The next task will be to explain that cybersecurity by design isn't achievable through any single practice, like including security at the beginning of a project. Disregarding security in any phase of the development lifecycle means other phases inevitably inherit vulnerabilities, leading to a flawed product that exposes the organization to attack and the need for expensive remediation.

While it takes only one weak link to undermine the integrity of a product or service, secure software is well within reach. An organization needs a comprehensive security policy that has the full backing of senior management and spans all parts of the company. This policy should inform well-documented processes that make everyone responsible for proactively safeguarding data, ensuring security becomes a meaningful part of every stage of a product's lifecycle.

This shift to a cybersecurity-by-design approach to delivering products and services will incur initial and additional expenses. Budgets and deadlines will need adjustments, but consistent implementation of the new security policy will make products and services far more resistant to attack, preventing costly interruptions to day-to-day operations. This -- together with greater efficiency, compliance and responsiveness to changing business demands -- makes the case for an upfront investment.

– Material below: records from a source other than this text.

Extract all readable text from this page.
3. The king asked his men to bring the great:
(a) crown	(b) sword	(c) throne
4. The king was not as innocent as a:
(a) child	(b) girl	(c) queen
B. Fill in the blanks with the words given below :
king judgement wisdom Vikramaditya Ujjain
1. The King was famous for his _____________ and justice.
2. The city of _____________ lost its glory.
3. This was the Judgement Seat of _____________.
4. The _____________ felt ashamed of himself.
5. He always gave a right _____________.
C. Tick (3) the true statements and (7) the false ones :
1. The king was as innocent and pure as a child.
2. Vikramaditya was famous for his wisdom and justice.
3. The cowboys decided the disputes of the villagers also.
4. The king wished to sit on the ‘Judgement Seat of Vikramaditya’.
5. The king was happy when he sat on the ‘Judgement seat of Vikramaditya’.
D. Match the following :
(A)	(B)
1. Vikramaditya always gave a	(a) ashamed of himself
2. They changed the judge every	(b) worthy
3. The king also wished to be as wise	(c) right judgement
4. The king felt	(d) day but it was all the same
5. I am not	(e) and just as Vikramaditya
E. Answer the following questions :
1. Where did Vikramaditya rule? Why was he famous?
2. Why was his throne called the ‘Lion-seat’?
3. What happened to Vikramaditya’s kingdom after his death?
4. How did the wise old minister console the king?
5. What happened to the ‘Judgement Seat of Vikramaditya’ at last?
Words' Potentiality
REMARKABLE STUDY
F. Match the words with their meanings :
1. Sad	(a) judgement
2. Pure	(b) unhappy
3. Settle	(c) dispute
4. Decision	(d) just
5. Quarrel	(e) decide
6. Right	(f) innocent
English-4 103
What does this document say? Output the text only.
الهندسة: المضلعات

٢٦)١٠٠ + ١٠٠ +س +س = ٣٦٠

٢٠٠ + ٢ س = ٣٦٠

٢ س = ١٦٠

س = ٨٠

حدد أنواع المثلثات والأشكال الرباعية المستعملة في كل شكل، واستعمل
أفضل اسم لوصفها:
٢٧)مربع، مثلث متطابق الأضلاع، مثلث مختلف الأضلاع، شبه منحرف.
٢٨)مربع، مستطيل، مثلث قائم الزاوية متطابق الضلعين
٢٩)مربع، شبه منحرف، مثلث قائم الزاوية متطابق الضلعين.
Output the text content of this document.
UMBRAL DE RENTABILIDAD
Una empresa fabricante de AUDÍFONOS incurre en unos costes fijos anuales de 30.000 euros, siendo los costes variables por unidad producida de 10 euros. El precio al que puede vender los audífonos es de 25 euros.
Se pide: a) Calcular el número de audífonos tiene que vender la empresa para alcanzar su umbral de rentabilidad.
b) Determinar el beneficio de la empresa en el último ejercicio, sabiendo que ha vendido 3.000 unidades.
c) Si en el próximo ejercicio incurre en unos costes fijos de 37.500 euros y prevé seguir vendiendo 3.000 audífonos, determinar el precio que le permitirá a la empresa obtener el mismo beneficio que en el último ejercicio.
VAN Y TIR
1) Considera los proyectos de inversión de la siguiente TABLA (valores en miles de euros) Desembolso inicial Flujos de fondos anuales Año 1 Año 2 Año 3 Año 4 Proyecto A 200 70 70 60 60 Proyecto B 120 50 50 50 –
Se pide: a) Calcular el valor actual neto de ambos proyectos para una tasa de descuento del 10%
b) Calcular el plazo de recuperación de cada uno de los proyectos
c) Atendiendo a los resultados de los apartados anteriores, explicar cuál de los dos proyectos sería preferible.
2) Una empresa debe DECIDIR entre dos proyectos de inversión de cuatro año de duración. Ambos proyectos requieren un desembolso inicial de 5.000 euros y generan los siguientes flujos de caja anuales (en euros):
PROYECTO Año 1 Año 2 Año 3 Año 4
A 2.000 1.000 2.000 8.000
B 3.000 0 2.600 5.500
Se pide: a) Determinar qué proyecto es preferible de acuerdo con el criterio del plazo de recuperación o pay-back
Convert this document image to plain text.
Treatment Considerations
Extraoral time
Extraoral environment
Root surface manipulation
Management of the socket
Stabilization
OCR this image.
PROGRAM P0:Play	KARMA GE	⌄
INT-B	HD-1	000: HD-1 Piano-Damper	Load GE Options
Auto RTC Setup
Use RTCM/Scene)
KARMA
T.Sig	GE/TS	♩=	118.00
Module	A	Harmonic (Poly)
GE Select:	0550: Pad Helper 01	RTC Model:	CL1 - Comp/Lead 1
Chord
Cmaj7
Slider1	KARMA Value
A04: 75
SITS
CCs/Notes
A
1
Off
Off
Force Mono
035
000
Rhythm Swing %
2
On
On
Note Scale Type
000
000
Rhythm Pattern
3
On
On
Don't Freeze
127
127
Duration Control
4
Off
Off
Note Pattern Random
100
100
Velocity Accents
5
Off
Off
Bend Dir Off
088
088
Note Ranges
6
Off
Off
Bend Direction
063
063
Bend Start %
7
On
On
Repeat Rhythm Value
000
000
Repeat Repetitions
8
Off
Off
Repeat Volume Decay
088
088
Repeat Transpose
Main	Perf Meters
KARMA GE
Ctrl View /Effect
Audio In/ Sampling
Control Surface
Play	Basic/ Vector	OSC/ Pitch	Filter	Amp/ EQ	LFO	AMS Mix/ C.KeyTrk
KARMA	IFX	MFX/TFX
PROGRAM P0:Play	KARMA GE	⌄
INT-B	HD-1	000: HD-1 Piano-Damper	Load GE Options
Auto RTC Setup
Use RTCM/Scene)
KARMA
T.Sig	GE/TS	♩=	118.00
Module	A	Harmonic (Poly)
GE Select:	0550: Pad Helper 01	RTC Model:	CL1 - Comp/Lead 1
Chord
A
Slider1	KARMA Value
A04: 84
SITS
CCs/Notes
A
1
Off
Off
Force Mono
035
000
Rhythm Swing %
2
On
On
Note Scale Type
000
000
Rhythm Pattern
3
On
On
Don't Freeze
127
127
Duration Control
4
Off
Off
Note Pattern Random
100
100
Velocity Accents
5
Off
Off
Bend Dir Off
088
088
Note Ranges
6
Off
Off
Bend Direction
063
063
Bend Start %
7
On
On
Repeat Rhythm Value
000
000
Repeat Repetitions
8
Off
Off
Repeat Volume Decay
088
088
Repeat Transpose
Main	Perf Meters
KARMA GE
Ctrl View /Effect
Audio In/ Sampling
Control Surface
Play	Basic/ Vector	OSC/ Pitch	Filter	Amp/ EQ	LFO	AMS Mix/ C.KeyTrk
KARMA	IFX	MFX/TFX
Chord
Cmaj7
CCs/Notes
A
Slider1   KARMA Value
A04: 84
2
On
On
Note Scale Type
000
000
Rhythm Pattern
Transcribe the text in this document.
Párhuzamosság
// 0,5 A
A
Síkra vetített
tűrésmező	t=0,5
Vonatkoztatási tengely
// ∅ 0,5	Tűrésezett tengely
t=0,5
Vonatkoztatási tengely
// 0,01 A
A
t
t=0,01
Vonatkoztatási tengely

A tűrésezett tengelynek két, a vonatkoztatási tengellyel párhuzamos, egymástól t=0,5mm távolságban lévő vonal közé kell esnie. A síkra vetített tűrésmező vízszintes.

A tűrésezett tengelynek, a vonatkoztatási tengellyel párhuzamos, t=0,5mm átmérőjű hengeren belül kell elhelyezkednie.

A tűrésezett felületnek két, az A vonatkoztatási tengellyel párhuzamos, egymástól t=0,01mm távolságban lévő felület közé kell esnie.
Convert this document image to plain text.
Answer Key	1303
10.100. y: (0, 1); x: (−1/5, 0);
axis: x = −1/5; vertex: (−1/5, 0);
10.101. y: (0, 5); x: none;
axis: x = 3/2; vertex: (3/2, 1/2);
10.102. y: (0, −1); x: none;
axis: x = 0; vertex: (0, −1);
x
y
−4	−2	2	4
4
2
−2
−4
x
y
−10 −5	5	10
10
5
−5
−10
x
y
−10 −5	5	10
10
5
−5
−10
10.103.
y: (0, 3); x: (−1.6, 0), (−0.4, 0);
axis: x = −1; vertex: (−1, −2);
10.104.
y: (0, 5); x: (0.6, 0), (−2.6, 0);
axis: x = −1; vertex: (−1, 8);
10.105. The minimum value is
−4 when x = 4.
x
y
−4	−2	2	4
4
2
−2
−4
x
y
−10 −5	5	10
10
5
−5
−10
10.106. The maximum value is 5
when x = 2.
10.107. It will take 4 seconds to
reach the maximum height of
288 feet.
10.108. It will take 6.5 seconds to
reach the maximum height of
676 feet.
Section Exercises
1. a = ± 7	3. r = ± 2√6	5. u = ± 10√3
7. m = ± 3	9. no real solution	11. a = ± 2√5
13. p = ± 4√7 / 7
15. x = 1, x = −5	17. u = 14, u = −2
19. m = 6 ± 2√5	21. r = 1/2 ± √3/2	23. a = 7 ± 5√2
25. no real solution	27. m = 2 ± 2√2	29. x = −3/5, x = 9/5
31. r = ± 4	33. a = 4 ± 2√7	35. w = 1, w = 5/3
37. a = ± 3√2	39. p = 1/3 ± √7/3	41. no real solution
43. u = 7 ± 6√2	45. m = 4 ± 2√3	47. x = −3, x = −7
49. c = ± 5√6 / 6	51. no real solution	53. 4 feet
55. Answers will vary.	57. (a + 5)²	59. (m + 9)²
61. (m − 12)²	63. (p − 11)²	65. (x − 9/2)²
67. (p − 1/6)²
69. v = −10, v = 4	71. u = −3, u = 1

Chart visualizes application lifecycle management steps

Culture shift

Try using a pilot project to gauge how prepared different departments are for cybersecurity by design and to help inform a full-scale implementation roadmap. Tying responsibilities and job descriptions directly to security policies is a great way to promote the program and convince everyone this isn't just a passing trend but a vital culture shift in the age of the cloud.

Security teams need to hammer home the fact that their organizations are obligated to protect customer data.

A data classification exercise will enable stakeholders to see where their data is -- often a surprise -- what their risks are and where further security measures are necessary to comply with applicable policies or external laws and regulations. Metrics will be essential to monitor the effects of the extended security presence and to justify its ongoing support. Also, promote the use of a common terminology across the organization to help ensure everyone speaks the same language when discussing security.

Cultivating a cybersecurity-by-design ethos -- as well as changing processes, tools and people in the process -- can be a time-consuming challenge. Failing to commit to proactive, end-to-end security, however, is a high-risk strategy that exposes an organization to potentially crippling financial losses and irreparable damage to customer confidence. Changing how an organization views security is not an overnight process. Getting buy-in on the idea that security is everyone's responsibility is achievable, however, as long as C-level managers all actively promote the importance of security and align responsibilities and budgets accordingly. They should be only too happy to do this once they hear the case for security as an enabler of the business.